Cuando pienso en el tipo de participante en un retiro Zen (aunque también es aplicable a la meditación en general), dos perfiles un tanto caricaturescos se me dibujan. Por un lado, el que se imagina a sí mismo como un fiero y noble samurái meditando sin descanso al borde de un acantilado. Por otro lado, aparece aquel que entiende por Zen un baño de burbujas con un vino tinto, o meciéndose en una hamaca mientras le sirven mojitos.

Estos dos extremos en parte son fruto de una imaginación abonada en su infancia por el coyote y el correcaminos (la mía), pero también en parte ejemplifican los extremos de los que hablaba el Buddha: la búsqueda del placer – a través del descanso – y la búsqueda del dolor – en mor de sus recompensas. Ninguno de los dos lleva a la verdadera libertad – o liberación – que enseñaba el Buddha. La Vía Media no tiene que ver con placer o dolor, sino con la liberación y la felicidad.

Por supuesto que la búsqueda de placer es la más natural de estas dos opciones, estamos codificados genética y casi siempre también culturalmente para perseguirlo. La humanidad no hubiera desarrollado la batamanta si no fuera así. Pero es como con el azúcar y las grasas. También estamos codificados para que nos resulten sumamente suculentos, pero porque esta programación genética se realizó cuando el ser humano tenía difícil y escaso acceso a ellos. Aún hoy son de vital importancia para nuestro desarrollo, pero en su justa medida, como la batamanta.

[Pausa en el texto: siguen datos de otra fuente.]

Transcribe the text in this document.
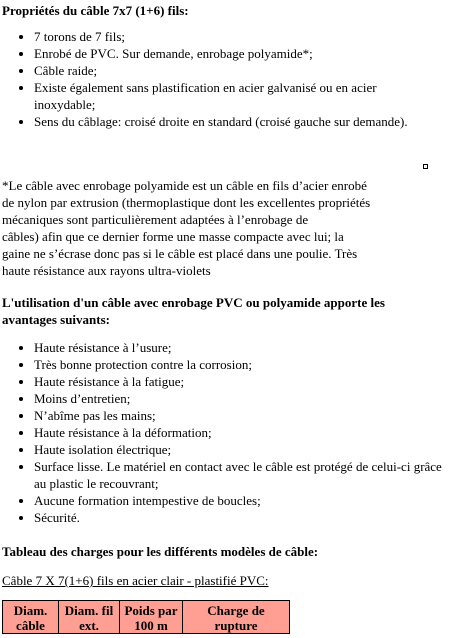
Propriétés du câble 7x7 (1+6) fils:
• 7 torons de 7 fils;
• Enrobé de PVC. Sur demande, enrobage polyamide*;
• Câble raide;
• Existe également sans plastification en acier galvanisé ou en acier inoxydable;
• Sens du câblage: croisé droite en standard (croisé gauche sur demande).
*Le câble avec enrobage polyamide est un câble en fils d’acier enrobé
de nylon par extrusion (thermoplastique dont les excellentes propriétés
mécaniques sont particulièrement adaptées à l’enrobage de
câbles) afin que ce dernier forme une masse compacte avec lui; la
gaine ne s’écrase donc pas si le câble est placé dans une poulie. Très
haute résistance aux rayons ultra-violets
L'utilisation d'un câble avec enrobage PVC ou polyamide apporte les avantages suivants:
• Haute résistance à l’usure;
• Très bonne protection contre la corrosion;
• Haute résistance à la fatigue;
• Moins d’entretien;
• N’abîme pas les mains;
• Haute résistance à la déformation;
• Haute isolation électrique;
• Surface lisse. Le matériel en contact avec le câble est protégé de celui-ci grâce au plastic le recouvrant;
• Aucune formation intempestive de boucles;
• Sécurité.
Tableau des charges pour les différents modèles de câble:
Câble 7 X 7(1+6) fils en acier clair - plastifié PVC:
Diam. câble	Diam. fil ext.	Poids par 100 m	Charge de rupture
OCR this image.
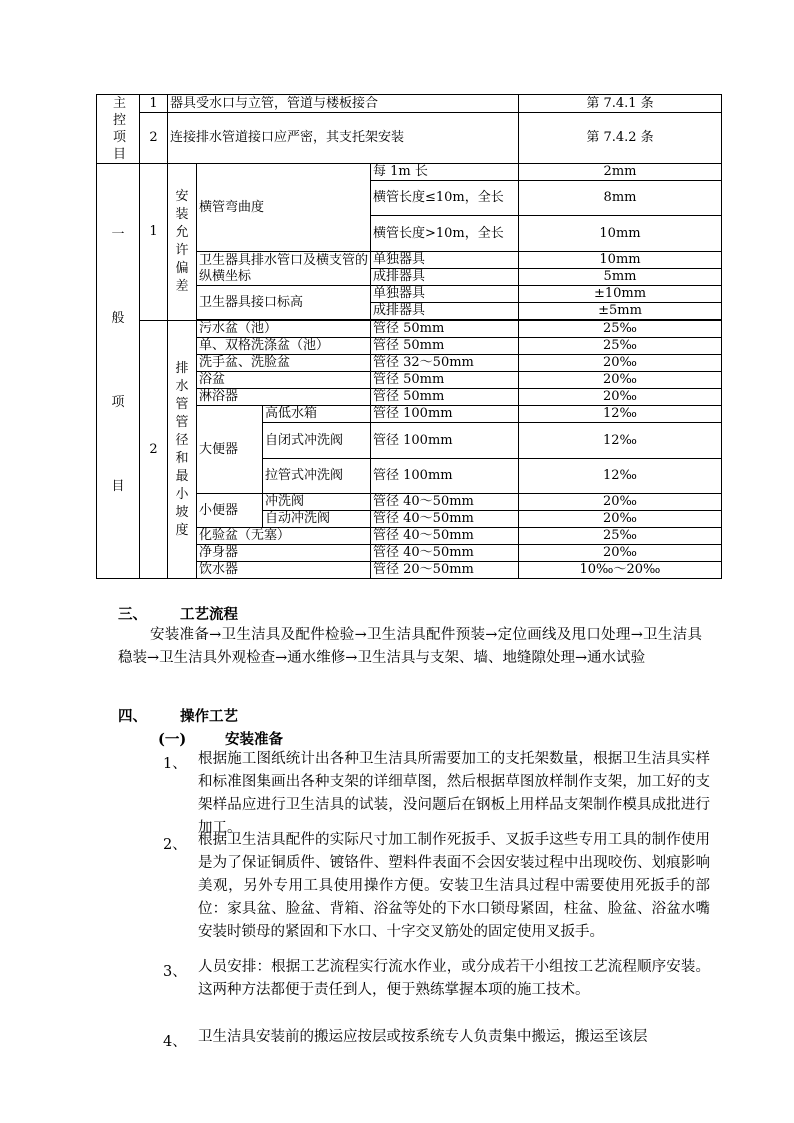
主控项目	1	器具受水口与立管，管道与楼板接合				第 7.4.1 条
	2	连接排水管道接口应严密，其支托架安装				第 7.4.2 条

一
般
项
目	1	安装允许偏差	横管弯曲度		每 1m 长	2mm
					横管长度≤10m，全长	8mm
					横管长度>10m，全长	10mm
			卫生器具排水管口及横支管的纵横坐标		单独器具	10mm
					成排器具	5mm
			卫生器具接口标高		单独器具	±10mm
					成排器具	±5mm

	2	排水管管径和最小坡度	污水盆（池）		管径 50mm	25‰
			单、双格洗涤盆（池）		管径 50mm	25‰
			洗手盆、洗脸盆		管径 32～50mm	20‰
			浴盆		管径 50mm	20‰
			淋浴器		管径 50mm	20‰
			大便器	高低水箱	管径 100mm	12‰
				自闭式冲洗阀	管径 100mm	12‰
				拉管式冲洗阀	管径 100mm	12‰
			小便器	冲洗阀	管径 40～50mm	20‰
				自动冲洗阀	管径 40～50mm	20‰
			化验盆（无塞）		管径 40～50mm	25‰
			净身器		管径 40～50mm	20‰
			饮水器		管径 20～50mm	10‰～20‰
三、 工艺流程
安装准备→卫生洁具及配件检验→卫生洁具配件预装→定位画线及甩口处理→卫生洁具稳装→卫生洁具外观检查→通水维修→卫生洁具与支架、墙、地缝隙处理→通水试验
四、 操作工艺
(一)	安装准备
1、 根据施工图纸统计出各种卫生洁具所需要加工的支托架数量，根据卫生洁具实样和标准图集画出各种支架的详细草图，然后根据草图放样制作支架，加工好的支架样品应进行卫生洁具的试装，没问题后在钢板上用样品支架制作模具成批进行加工。
2、 根据卫生洁具配件的实际尺寸加工制作死扳手、叉扳手这些专用工具的制作使用是为了保证铜质件、镀铬件、塑料件表面不会因安装过程中出现咬伤、划痕影响美观，另外专用工具使用操作方便。安装卫生洁具过程中需要使用死扳手的部位：家具盆、脸盆、背箱、浴盆等处的下水口锁母紧固，柱盆、脸盆、浴盆水嘴安装时锁母的紧固和下水口、十字交叉筋处的固定使用叉扳手。
3、 人员安排：根据工艺流程实行流水作业，或分成若干小组按工艺流程顺序安装。这两种方法都便于责任到人，便于熟练掌握本项的施工技术。
4、 卫生洁具安装前的搬运应按层或按系统专人负责集中搬运，搬运至该层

Las redes sociales son azúcar visual y auditivo. Las plataformas como Netflix, Prime y Disney+ podrían entenderse también como grasa. Y no es que este tipo de cultura no sea en cierta medida alimento para el alma – no hemos salido también los que nos hemos criado enchufados a la tele, ¿no?. Pero, tarde o temprano, la búsqueda ininterrumpida de placer lleva a la saciedad y la obesidad física y/o mental, o como la llamaría el Buddha, el sufrimiento.

Menos común y, para muchos, más difícil de identificarse, es a mi parecer problema de ser adicto al dolor. Si bien a pensar que la adicción al dolor no físico, pero emocional es algo enraizado profundamente en la cultura occidental. Las ideas de amor romántico, la visión de que para lograr algo en la vida hay que sufrir, (“No pain, no gain”) es algo que yo veo cercano a la idea del pecado original y a la visión del cristo redimiéndonos en la cruz. Al que sufre se le loa y parece que el sufrimiento te hace conocer la vida mejor.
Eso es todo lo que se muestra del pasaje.